Associate Professor Jim Brown led a workshop for full time and Western volunteer teachers in schools for Burmese migrants and refugees along the Thai-Burma border.
The workshop took place at Umphang Secondary School in Umphang, Thailand, a few miles from the Burmese border. Due to the long-running civil war in eastern Burma the area is home to over 200,000 mostly Karen refugees and migrant workers many of whom are “stateless”. Because many migrant schools follow the Burmese curriculum rather than the Thai curriculum (to prepare for the hoped for eventual return to Burma) they receive little support from the government and thus volunteer teachers provide a valuable resource.
The workshops focused on adjusting to team teaching with local and volunteer teachers working together in the classroom. Issues were approached from two directions: Thai/Burmese perceptions of western approaches to work and teaching as well as Westerner’s perceptions of Thai/Burmese approaches.
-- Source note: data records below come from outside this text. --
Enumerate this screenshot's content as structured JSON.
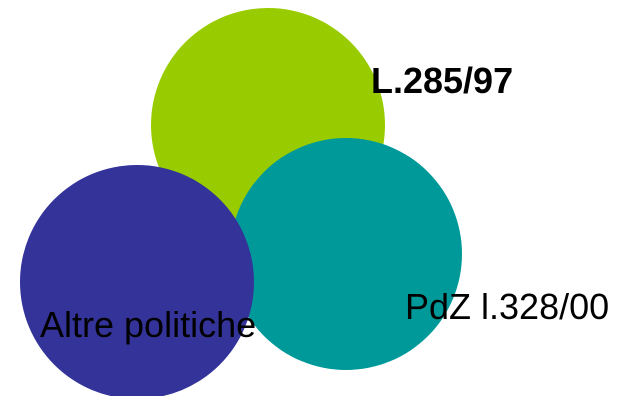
{
  "circles": [
    {
      "id": "law-285-97",
      "label": "L.285/97",
      "color": "#99CC00",
      "bold": true
    },
    {
      "id": "pdz-328-00",
      "label": "PdZ l.328/00",
      "color": "#009999",
      "bold": false
    },
    {
      "id": "other-policies",
      "label": "Altre politiche",
      "color": "#333399",
      "bold": false
    }
  ]
}
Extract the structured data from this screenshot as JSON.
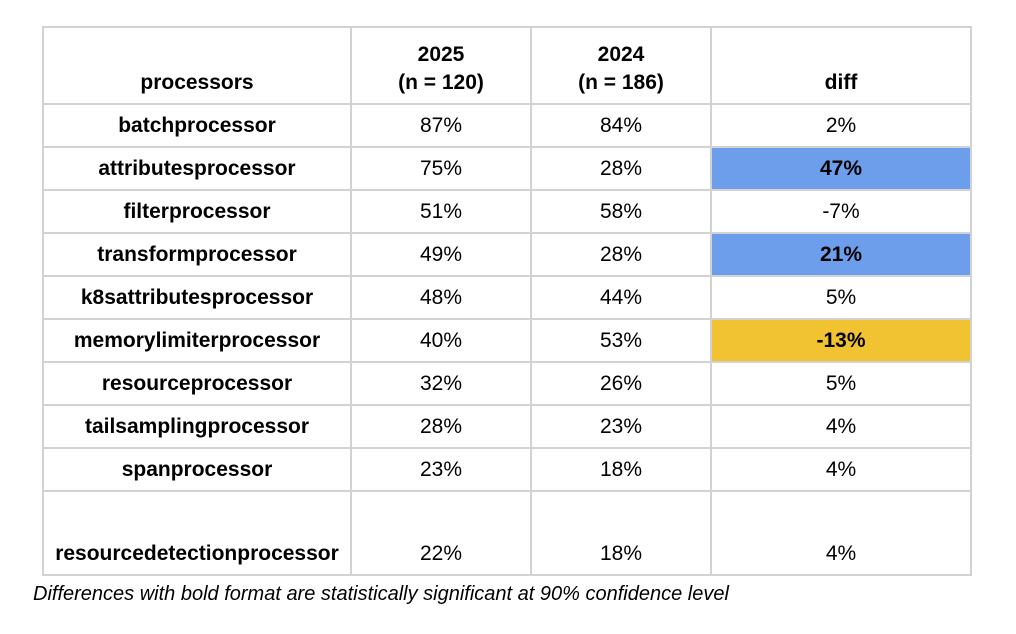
{
  "chart_data": {
    "type": "table",
    "columns": [
      {
        "label": "processors"
      },
      {
        "label": "2025",
        "sublabel": "(n = 120)"
      },
      {
        "label": "2024",
        "sublabel": "(n = 186)"
      },
      {
        "label": "diff"
      }
    ],
    "rows": [
      {
        "processor": "batchprocessor",
        "pct_2025": "87%",
        "pct_2024": "84%",
        "diff": "2%",
        "highlight": "none"
      },
      {
        "processor": "attributesprocessor",
        "pct_2025": "75%",
        "pct_2024": "28%",
        "diff": "47%",
        "highlight": "blue"
      },
      {
        "processor": "filterprocessor",
        "pct_2025": "51%",
        "pct_2024": "58%",
        "diff": "-7%",
        "highlight": "none"
      },
      {
        "processor": "transformprocessor",
        "pct_2025": "49%",
        "pct_2024": "28%",
        "diff": "21%",
        "highlight": "blue"
      },
      {
        "processor": "k8sattributesprocessor",
        "pct_2025": "48%",
        "pct_2024": "44%",
        "diff": "5%",
        "highlight": "none"
      },
      {
        "processor": "memorylimiterprocessor",
        "pct_2025": "40%",
        "pct_2024": "53%",
        "diff": "-13%",
        "highlight": "orange"
      },
      {
        "processor": "resourceprocessor",
        "pct_2025": "32%",
        "pct_2024": "26%",
        "diff": "5%",
        "highlight": "none"
      },
      {
        "processor": "tailsamplingprocessor",
        "pct_2025": "28%",
        "pct_2024": "23%",
        "diff": "4%",
        "highlight": "none"
      },
      {
        "processor": "spanprocessor",
        "pct_2025": "23%",
        "pct_2024": "18%",
        "diff": "4%",
        "highlight": "none"
      },
      {
        "processor": "resourcedetectionprocessor",
        "pct_2025": "22%",
        "pct_2024": "18%",
        "diff": "4%",
        "highlight": "none"
      }
    ],
    "highlight_colors": {
      "blue": "#6d9eeb",
      "orange": "#f1c232"
    },
    "border_color": "#d2d2d2",
    "footnote": "Differences with bold format are statistically significant at 90% confidence level"
  }
}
Because Thai culture is based more on relationships among co-workers than on the results they produce there is considerable room for tension and misunderstanding between local and western teachers leading to poor relationships and thus poor results for students.
Brown has worked for the past nine summers with Openmind Projects, an local NGO that places volunteer teachers in poor schools in Thailand, Laos and Cambodia where he led training programs for volunteer teachers going to work in local schools. The workshop consisted of a presentation on cultural differences in teaching styles followed by team teaching exercises in which local and western volunteer teachers worked in teams to prepare and present lessons to classes at the school. A discussion followed to process the presentations.
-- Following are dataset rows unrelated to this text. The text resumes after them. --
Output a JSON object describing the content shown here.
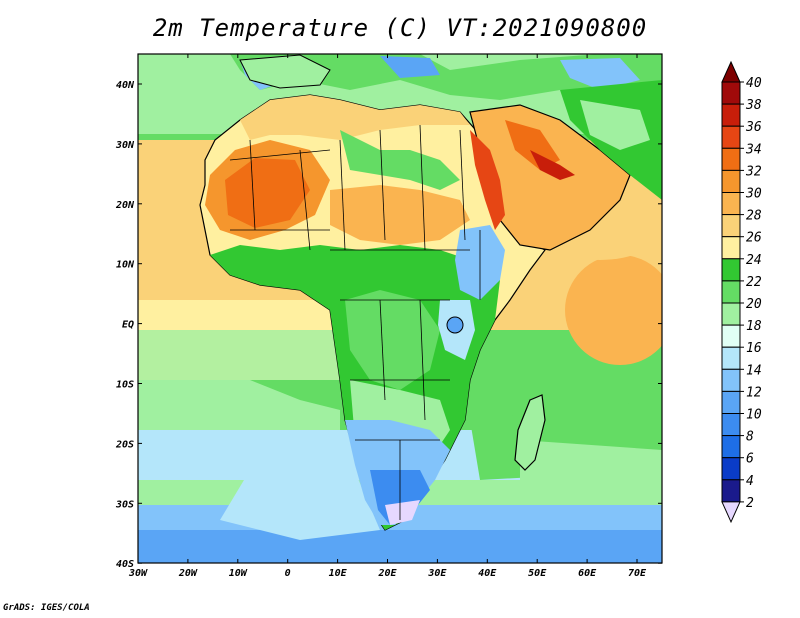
{
  "title": "2m Temperature (C) VT:2021090800",
  "credit": "GrADS: IGES/COLA",
  "map": {
    "lon_range": [
      -30,
      75
    ],
    "lat_range": [
      -40,
      45
    ],
    "lat_ticks": [
      "40N",
      "30N",
      "20N",
      "10N",
      "EQ",
      "10S",
      "20S",
      "30S",
      "40S"
    ],
    "lon_ticks": [
      "30W",
      "20W",
      "10W",
      "0",
      "10E",
      "20E",
      "30E",
      "40E",
      "50E",
      "60E",
      "70E"
    ]
  },
  "colorbar": {
    "levels": [
      "2",
      "4",
      "6",
      "8",
      "10",
      "12",
      "14",
      "16",
      "18",
      "20",
      "22",
      "24",
      "26",
      "28",
      "30",
      "32",
      "34",
      "36",
      "38",
      "40"
    ],
    "colors": [
      "#e6d8ff",
      "#1a1a8c",
      "#0a3cc8",
      "#1e6ee6",
      "#3c8cf0",
      "#5aa5f5",
      "#82c3fa",
      "#b4e6fa",
      "#e1fff5",
      "#a0f0a0",
      "#64dc64",
      "#32c832",
      "#fff0a0",
      "#fad278",
      "#fab450",
      "#f5962d",
      "#f06e14",
      "#e64614",
      "#c81e0a",
      "#a00a0a",
      "#7d0000"
    ]
  },
  "colors": {
    "ocean_warm": "#fad278",
    "ocean_mid": "#a0f0a0",
    "ocean_cool": "#b4e6fa",
    "land_hot": "#f06e14",
    "land_warm": "#fff0a0",
    "land_green": "#64dc64",
    "highland": "#82c3fa"
  }
}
The area around Umphang is among the most isolated in Thailand with a single road leading five hours across the mountains to the nearest city. Most primary and secondary schools have dorm facilities for students whose villages are too far away for a daily commute. Classroom facilities are often very simple with many sharing classroom space among grades and often having too few teachers for every grade. Because of the isolation of the schools volunteers usually live at the school in similarly simple conditions. Due to these quite simple living and working conditions different from those western volunteers are used to, Brown gave a second presentation on the lifestyle and cultural issues that volunteers experience in the schools and the local community.